しかし私だって、危なかった。死んでいたのかもしれない。だから、これは靭帯なのだ。目覚めたばかりの私は、たまたま生きている自分と、願いかなってか、絶望の果てに亡くなったその人の間に、まだ何かがあると思えた。


魂がゆくはずの場所に、へその緒を付けて繋がっているような感じ、とでもいえばいいだろうか。その人は、私よりちょっと先に、行ってしまっただけなのだと。
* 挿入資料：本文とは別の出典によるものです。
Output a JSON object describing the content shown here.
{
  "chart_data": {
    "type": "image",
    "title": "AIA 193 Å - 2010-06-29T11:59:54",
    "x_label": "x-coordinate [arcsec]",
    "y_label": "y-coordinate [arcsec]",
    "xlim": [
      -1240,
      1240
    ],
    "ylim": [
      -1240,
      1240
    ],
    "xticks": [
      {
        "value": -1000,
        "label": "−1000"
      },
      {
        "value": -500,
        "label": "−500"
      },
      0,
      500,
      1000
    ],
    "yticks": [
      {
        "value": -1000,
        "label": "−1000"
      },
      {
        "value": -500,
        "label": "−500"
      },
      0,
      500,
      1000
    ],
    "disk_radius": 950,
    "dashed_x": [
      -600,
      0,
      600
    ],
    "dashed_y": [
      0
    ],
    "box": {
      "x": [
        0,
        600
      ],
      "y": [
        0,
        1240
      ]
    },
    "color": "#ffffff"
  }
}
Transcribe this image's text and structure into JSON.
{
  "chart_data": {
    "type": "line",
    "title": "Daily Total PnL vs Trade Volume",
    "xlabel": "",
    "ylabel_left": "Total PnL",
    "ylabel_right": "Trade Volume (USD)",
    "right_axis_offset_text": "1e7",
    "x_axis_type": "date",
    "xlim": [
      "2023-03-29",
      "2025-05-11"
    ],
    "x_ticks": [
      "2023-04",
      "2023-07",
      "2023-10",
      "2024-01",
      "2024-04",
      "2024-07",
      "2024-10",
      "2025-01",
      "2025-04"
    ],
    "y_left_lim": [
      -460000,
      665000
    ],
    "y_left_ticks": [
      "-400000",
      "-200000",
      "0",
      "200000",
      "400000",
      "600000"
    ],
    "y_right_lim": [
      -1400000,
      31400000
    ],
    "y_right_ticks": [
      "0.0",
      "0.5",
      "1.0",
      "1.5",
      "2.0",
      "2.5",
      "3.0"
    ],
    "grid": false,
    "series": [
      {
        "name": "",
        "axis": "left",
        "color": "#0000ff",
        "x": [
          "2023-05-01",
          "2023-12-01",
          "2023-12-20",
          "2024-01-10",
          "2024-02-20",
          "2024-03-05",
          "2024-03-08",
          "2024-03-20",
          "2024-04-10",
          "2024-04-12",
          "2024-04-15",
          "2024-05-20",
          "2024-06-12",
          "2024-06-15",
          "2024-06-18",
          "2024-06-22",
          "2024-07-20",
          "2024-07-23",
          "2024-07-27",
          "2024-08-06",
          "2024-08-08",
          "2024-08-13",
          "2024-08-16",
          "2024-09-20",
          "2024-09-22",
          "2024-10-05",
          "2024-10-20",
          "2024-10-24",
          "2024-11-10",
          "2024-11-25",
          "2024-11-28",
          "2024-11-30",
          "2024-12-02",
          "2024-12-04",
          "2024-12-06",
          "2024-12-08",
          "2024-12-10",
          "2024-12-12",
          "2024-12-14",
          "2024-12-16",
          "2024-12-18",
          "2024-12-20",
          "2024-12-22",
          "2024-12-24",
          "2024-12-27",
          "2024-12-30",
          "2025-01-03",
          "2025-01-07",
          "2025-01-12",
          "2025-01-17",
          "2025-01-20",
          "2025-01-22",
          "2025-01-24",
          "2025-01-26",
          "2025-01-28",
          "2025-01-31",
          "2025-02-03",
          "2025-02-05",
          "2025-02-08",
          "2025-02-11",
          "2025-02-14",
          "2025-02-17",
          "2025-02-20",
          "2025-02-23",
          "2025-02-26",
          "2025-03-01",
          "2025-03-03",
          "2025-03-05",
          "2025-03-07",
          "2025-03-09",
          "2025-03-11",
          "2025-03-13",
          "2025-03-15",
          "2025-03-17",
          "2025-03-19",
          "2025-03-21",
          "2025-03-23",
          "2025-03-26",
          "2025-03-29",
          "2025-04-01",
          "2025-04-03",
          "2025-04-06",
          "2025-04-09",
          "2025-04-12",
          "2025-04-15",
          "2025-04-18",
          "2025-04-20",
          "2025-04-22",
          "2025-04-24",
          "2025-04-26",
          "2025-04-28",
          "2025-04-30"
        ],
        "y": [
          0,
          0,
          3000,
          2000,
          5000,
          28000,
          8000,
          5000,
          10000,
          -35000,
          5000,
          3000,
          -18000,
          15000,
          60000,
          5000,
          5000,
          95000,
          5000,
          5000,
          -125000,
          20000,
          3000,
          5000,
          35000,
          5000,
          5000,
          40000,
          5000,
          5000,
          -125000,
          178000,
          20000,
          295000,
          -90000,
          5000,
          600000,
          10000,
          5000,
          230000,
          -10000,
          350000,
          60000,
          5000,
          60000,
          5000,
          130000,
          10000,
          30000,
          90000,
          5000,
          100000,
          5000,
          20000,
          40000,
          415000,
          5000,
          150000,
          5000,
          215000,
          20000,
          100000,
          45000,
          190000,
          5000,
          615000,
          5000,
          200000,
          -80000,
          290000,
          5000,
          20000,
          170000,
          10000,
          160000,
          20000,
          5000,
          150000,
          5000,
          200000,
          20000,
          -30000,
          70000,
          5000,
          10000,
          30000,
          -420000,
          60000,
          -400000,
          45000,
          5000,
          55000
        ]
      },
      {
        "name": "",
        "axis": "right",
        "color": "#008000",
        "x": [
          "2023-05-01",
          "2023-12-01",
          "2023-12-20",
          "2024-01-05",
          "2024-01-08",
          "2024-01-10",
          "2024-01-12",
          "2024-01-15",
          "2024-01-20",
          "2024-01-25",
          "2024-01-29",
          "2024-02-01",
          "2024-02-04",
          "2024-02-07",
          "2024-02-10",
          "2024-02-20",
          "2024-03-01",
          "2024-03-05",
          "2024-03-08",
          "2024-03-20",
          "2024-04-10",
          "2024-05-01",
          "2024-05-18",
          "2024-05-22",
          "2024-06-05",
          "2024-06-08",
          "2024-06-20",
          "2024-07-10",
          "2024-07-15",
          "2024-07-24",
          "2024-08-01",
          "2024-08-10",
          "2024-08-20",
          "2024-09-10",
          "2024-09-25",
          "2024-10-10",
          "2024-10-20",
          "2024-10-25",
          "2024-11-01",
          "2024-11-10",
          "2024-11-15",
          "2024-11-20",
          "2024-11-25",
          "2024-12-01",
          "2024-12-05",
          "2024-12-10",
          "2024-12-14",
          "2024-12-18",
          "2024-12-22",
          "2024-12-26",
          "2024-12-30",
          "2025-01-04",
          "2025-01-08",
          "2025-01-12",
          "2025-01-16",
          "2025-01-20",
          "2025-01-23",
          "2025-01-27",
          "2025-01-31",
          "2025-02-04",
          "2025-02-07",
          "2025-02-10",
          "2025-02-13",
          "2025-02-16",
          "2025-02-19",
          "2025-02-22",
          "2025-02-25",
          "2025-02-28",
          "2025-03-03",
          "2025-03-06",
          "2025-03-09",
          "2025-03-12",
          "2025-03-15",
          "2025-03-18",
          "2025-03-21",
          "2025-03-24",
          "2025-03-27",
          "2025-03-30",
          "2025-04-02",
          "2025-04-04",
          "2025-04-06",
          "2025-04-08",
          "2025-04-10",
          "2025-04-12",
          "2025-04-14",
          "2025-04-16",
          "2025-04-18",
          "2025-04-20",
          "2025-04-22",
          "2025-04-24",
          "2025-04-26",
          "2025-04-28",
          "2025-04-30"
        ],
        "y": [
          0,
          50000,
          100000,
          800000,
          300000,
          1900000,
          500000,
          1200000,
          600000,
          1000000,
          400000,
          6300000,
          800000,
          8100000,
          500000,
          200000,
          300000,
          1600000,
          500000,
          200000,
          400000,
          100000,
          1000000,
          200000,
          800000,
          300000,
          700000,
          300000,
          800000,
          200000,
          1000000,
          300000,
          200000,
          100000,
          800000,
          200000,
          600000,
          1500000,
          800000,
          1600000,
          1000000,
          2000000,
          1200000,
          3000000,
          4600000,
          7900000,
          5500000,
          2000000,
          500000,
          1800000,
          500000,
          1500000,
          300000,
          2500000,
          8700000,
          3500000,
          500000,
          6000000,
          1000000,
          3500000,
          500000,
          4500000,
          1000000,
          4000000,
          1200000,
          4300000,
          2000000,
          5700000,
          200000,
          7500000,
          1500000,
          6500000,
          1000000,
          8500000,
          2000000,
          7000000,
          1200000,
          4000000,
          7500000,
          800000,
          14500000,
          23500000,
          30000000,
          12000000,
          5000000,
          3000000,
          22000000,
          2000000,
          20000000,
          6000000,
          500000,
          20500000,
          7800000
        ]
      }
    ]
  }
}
姉はしばらく、その飛び込みで亡くなった人のことを含め、ここ数週間のニュースを話して教えてくれた。ようやく自分の知っているところまで戻ったあたりで、姉は話をかえた。


「それでね、あんたさ」


姉は、からかう調子で目を輝かせ言った。


「あんた、えらく年下の子に、助けられたのよね。かっこ悪いよ。いや、目を覚ましたから言えるんだけど、落ちた時に、すぐベルを鳴らしてくれた子が、ずっとお見舞いに来てくれてるの。いまちょっと、席を外してるんだけど、あんたが知ってる子だよね?」


私は少し不安な気持ちになり、身体をひねって、病室の出入り口の方をうかがった。この期に及んで、まったく何も思い出せない。夢の内容なら、細かいところまで思い出せるのだが。


「うーん、かわいい子だけど。どうなの? もしかして一緒に帰ってたの? あんまり私がでしゃばっても、と思ってたんだけど、あんまり一生懸命だから。あっ、そう言ってたら」



首を傾げてぎりぎり見えるかくらいのところから、グレーのスーツの、若い女性が現れた。その人は私の方へまっすぐ歩いてきて、姉や母に遠慮しながらも私を見た。


「島田さん・・・」


私が何かを言う前に、ぽろぽろと彼女の眼から涙がながれて落ちた。私はその様子を見て、思いがけず心をうたれてしまった。


「えっと・・・」


私は彼女のことを知っていた。しかし、口に出そうとしたらなぜか出てこない。


「ええっと・・・」


姉も母も期待のこもった目で私を見ていた。私は悔し紛れに彼女に手を差しだし、彼女はためらいながらも私の手を取った。


弱った私の目には、彼女がひどく眩しく見えた。それと同時に、熱い何かが手のひらにあふれた。


、ありがとう」


 私は、久しぶりに泣いていた。